Em 2001 a Argentina viveu uma profunda crise econômica que resultou no calote de uma dívida pública de U$ 100 bilhões na época. O país sofreu um grande abalo em seu caixa, já que o calote afastou investidores e empresas estrangeiras e dificultou a obtenção de empréstimos internacionais. Desde então o país não conseguiu financiar suas contas externas e suas reservas internacionais – que funcionam como um seguro em caso de crise – vêm diminuindo.

A atual ausência de dólares no mercado argentino disparou a cotação de modo que, no dia 23 de janeiro, o peso – a moeda oficial da argentina – sofreu uma queda de 11%, a pior desde 2002. No mesmo dia, as reservas internacionais perderam U$ 180 milhões, reduzindo-se a U$ 30 bilhões. Somente a título de comparação, as reservas brasileiras possuem um valor de U$ 370 bilhões.

A queda das reservas é um dos fortes fatores que contribui para que a presidente Kirchner venha colocando suas garras de fora desde que entrou no poder, em 2011, por meio de sua intervenção estatal. Temendo a maior fuga de capital estrangeiro, Cristina proibiu a venda de dólares, restringiu importações e compras no exterior e passou a cobrar uma taxa de 35% sobre o turismo estrangeiro.

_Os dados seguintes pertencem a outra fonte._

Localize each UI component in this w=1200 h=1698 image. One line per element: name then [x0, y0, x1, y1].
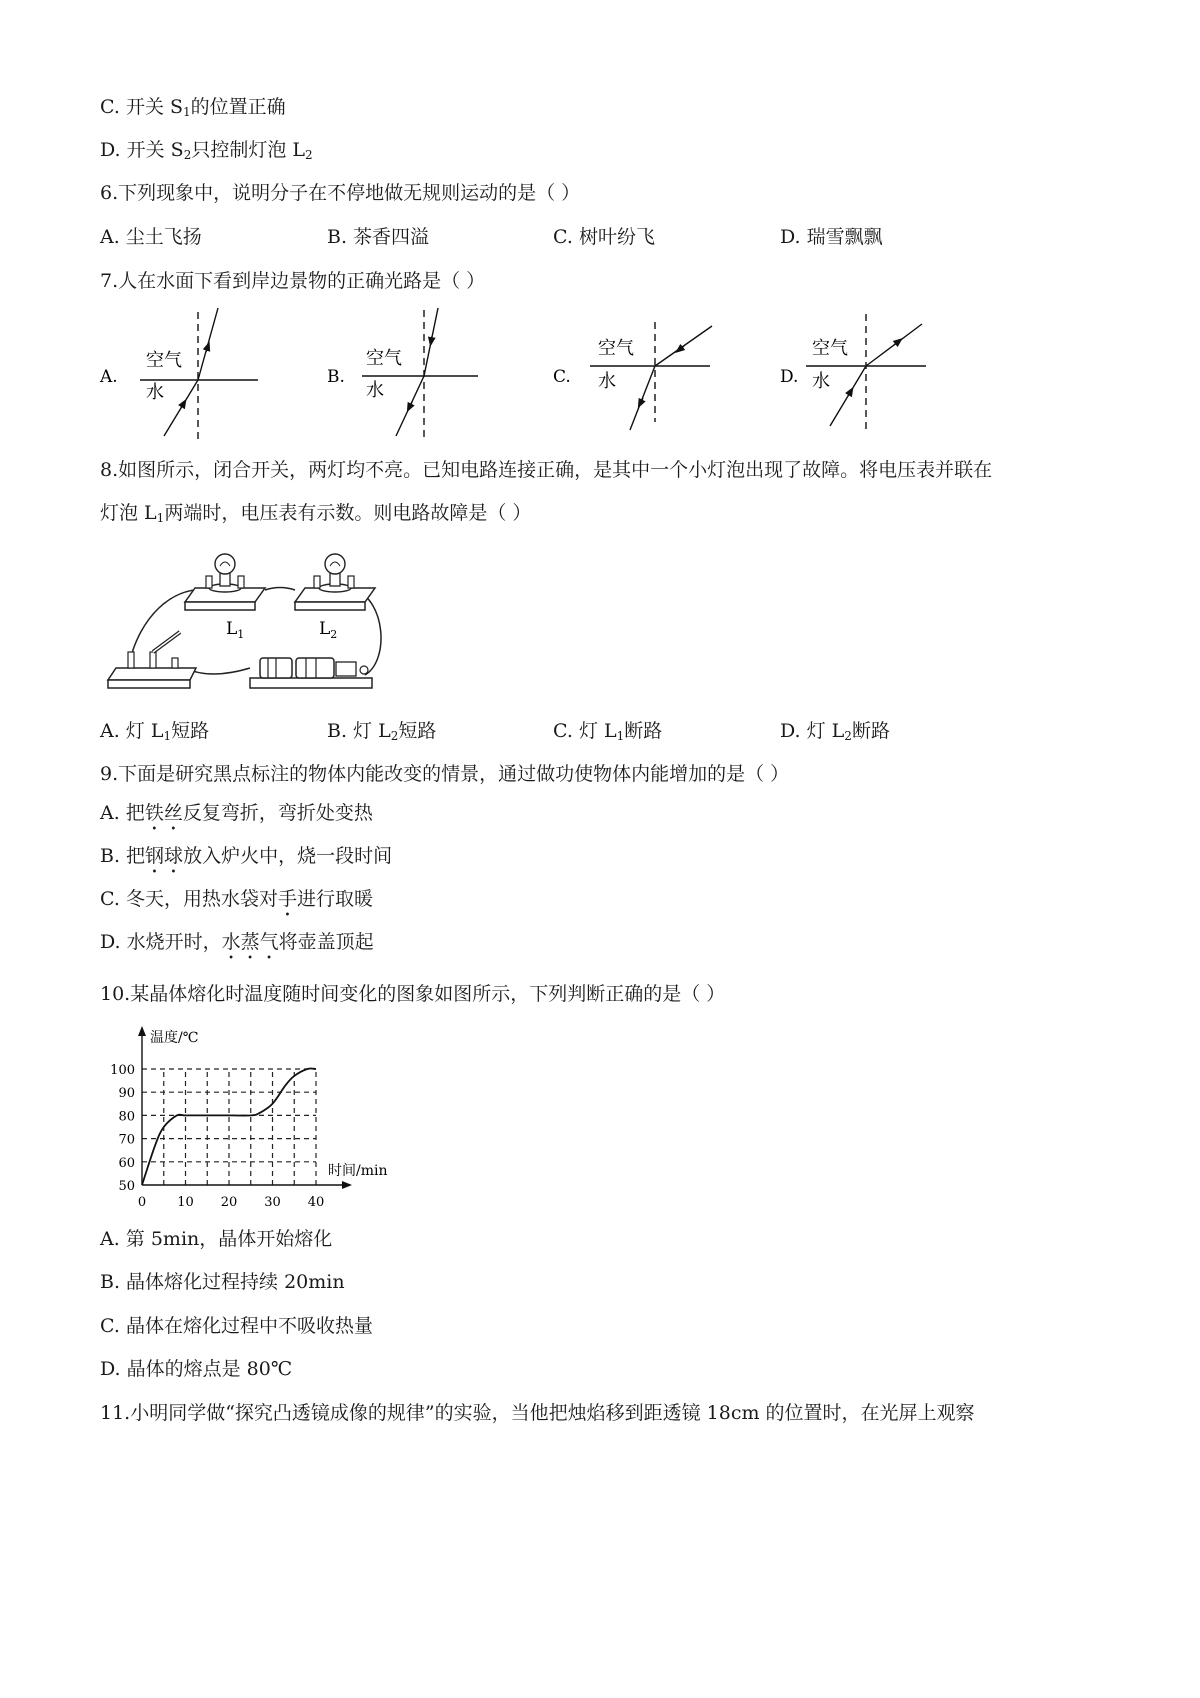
x-tick-label: 10 [177, 1195, 194, 1210]
q11-stem: 11.小明同学做“探究凸透镜成像的规律”的实验，当他把烛焰移到距透镜 18cm 的位置时，在光屏上观察 [100, 1402, 975, 1424]
q5-option-d: D. 开关 $S_2$只控制灯泡 $L_2$ [100, 139, 313, 162]
q5-option-c: C. 开关 $S_1$的位置正确 [100, 96, 286, 119]
q7-fig-a-air: 空气 [146, 350, 182, 371]
q7-fig-d-air: 空气 [812, 338, 848, 359]
q7-figure-d [780, 314, 926, 434]
q9-stem: 9.下面是研究黑点标注的物体内能改变的情景，通过做功使物体内能增加的是（ ） [100, 763, 790, 785]
x-tick-label: 30 [264, 1195, 281, 1210]
q8-option-a: A. 灯 $L_1$短路 [100, 720, 210, 743]
q7-fig-d-water: 水 [812, 371, 830, 392]
q9-option-b: B. 把钢球放入炉火中，烧一段时间 [100, 845, 393, 867]
q7-figure-b [327, 308, 478, 438]
q9-option-c: C. 冬天，用热水袋对手进行取暖 [100, 888, 373, 910]
q8-stem-line2: 灯泡 $L_1$两端时，电压表有示数。则电路故障是（ ） [100, 502, 532, 525]
label-l2: $L_2$ [319, 619, 338, 641]
y-tick-label: 100 [110, 1063, 135, 1078]
q10-option-a: A. 第 5min，晶体开始熔化 [100, 1228, 333, 1250]
x-tick-label: 40 [307, 1195, 325, 1210]
q9-a-dotted: 铁丝 [144, 802, 183, 824]
y-axis-arrow [138, 1026, 146, 1036]
q10-chart [100, 1020, 400, 1210]
switch [108, 632, 196, 688]
q10-option-c: C. 晶体在熔化过程中不吸收热量 [100, 1315, 373, 1337]
label-l1: $L_1$ [226, 619, 245, 641]
q6-option-a: A. 尘土飞扬 [100, 226, 202, 248]
y-tick-label: 60 [118, 1155, 135, 1171]
q7-fig-c-letter: C. [553, 367, 571, 387]
q10-option-d: D. 晶体的熔点是 80℃ [100, 1358, 293, 1380]
q6-option-c: C. 树叶纷飞 [553, 226, 655, 248]
y-tick-label: 70 [118, 1132, 135, 1148]
q7-fig-d-letter: D. [780, 367, 799, 387]
x-axis-label: 时间/min [328, 1163, 388, 1179]
q7-fig-c-air: 空气 [598, 338, 634, 359]
y-tick-label: 90 [118, 1086, 135, 1102]
q6-option-b: B. 茶香四溢 [327, 226, 430, 248]
q7-stem: 7.人在水面下看到岸边景物的正确光路是（ ） [100, 270, 486, 292]
q7-figure-c [553, 322, 712, 430]
q7-fig-a-water: 水 [146, 382, 164, 403]
q9-option-d: D. 水烧开时，水蒸气将壶盖顶起 [100, 931, 374, 953]
q9-d-dotted: 水蒸气 [221, 931, 279, 953]
q7-fig-a-letter: A. [100, 367, 118, 387]
x-tick-label: 0 [137, 1195, 147, 1210]
lamp-l2 [295, 554, 375, 610]
q9-c-dotted: 手 [277, 888, 297, 910]
q7-fig-b-water: 水 [366, 380, 384, 401]
x-tick-label: 20 [220, 1195, 238, 1210]
q8-option-c: C. 灯 $L_1$断路 [553, 720, 663, 743]
q7-fig-c-water: 水 [598, 371, 616, 392]
y-tick-label: 80 [118, 1109, 135, 1125]
q10-stem: 10.某晶体熔化时温度随时间变化的图象如图所示，下列判断正确的是（ ） [100, 983, 726, 1005]
q9-b-dotted: 钢球 [145, 845, 184, 867]
lamp-l1 [185, 554, 265, 610]
q7-figures [0, 300, 1200, 450]
q10-option-b: B. 晶体熔化过程持续 20min [100, 1271, 345, 1293]
y-tick-label: 50 [118, 1179, 135, 1194]
q8-option-b: B. 灯 $L_2$短路 [327, 720, 437, 743]
x-axis-arrow [342, 1181, 352, 1189]
q8-option-d: D. 灯 $L_2$断路 [780, 720, 890, 743]
q9-option-a: A. 把铁丝反复弯折，弯折处变热 [100, 802, 373, 824]
q6-option-d: D. 瑞雪飘飘 [780, 226, 883, 248]
q8-stem-line1: 8.如图所示，闭合开关，两灯均不亮。已知电路连接正确，是其中一个小灯泡出现了故障。将电压表并联在 [100, 459, 993, 481]
q8-circuit-figure [100, 540, 400, 700]
q6-stem: 6.下列现象中，说明分子在不停地做无规则运动的是（ ） [100, 182, 581, 204]
q7-fig-b-letter: B. [327, 367, 345, 387]
y-axis-label: 温度/℃ [150, 1030, 199, 1046]
q7-figure-a [99, 308, 258, 440]
q7-fig-b-air: 空气 [366, 348, 402, 369]
battery [250, 658, 372, 688]
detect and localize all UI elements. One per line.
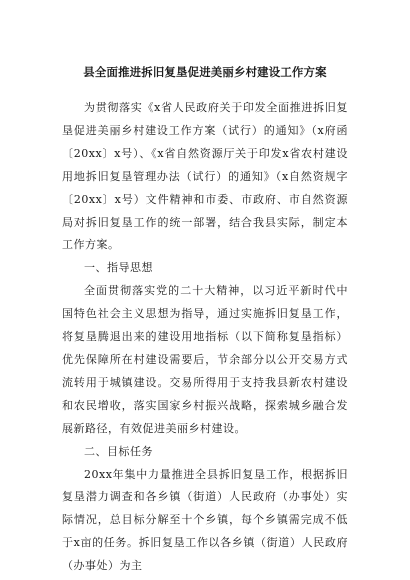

Em janeiro último o governo da Argentina acabou surpreendendo ao liberar a compra de até U$ 2 mil por mês para trabalhadores que ganham 7200 pesos (equivalente a R$ 2,1 mil). Medida perigosa, pois uma liberação cambial despreparada resultará em maior desvalorização da moeda e elevação da inflação. Certamente trata-se de uma ação improvisada, diante de um cenário em que trabalhadores e empresários tentam burlar as restrições a cada nova proibição de compra do dólar, temendo o que estará por vir.
O Brasil pode começar a se preocupar com a alarmante situação de los Hermanos, já que 8% de suas exportações são destinadas unicamente para a Argentina, afetando o comércio bilateral, sem falar nos investidores estrangeiros que podem associar as fragilidades econômicas brasileiras às ocorridas no país do Maradona.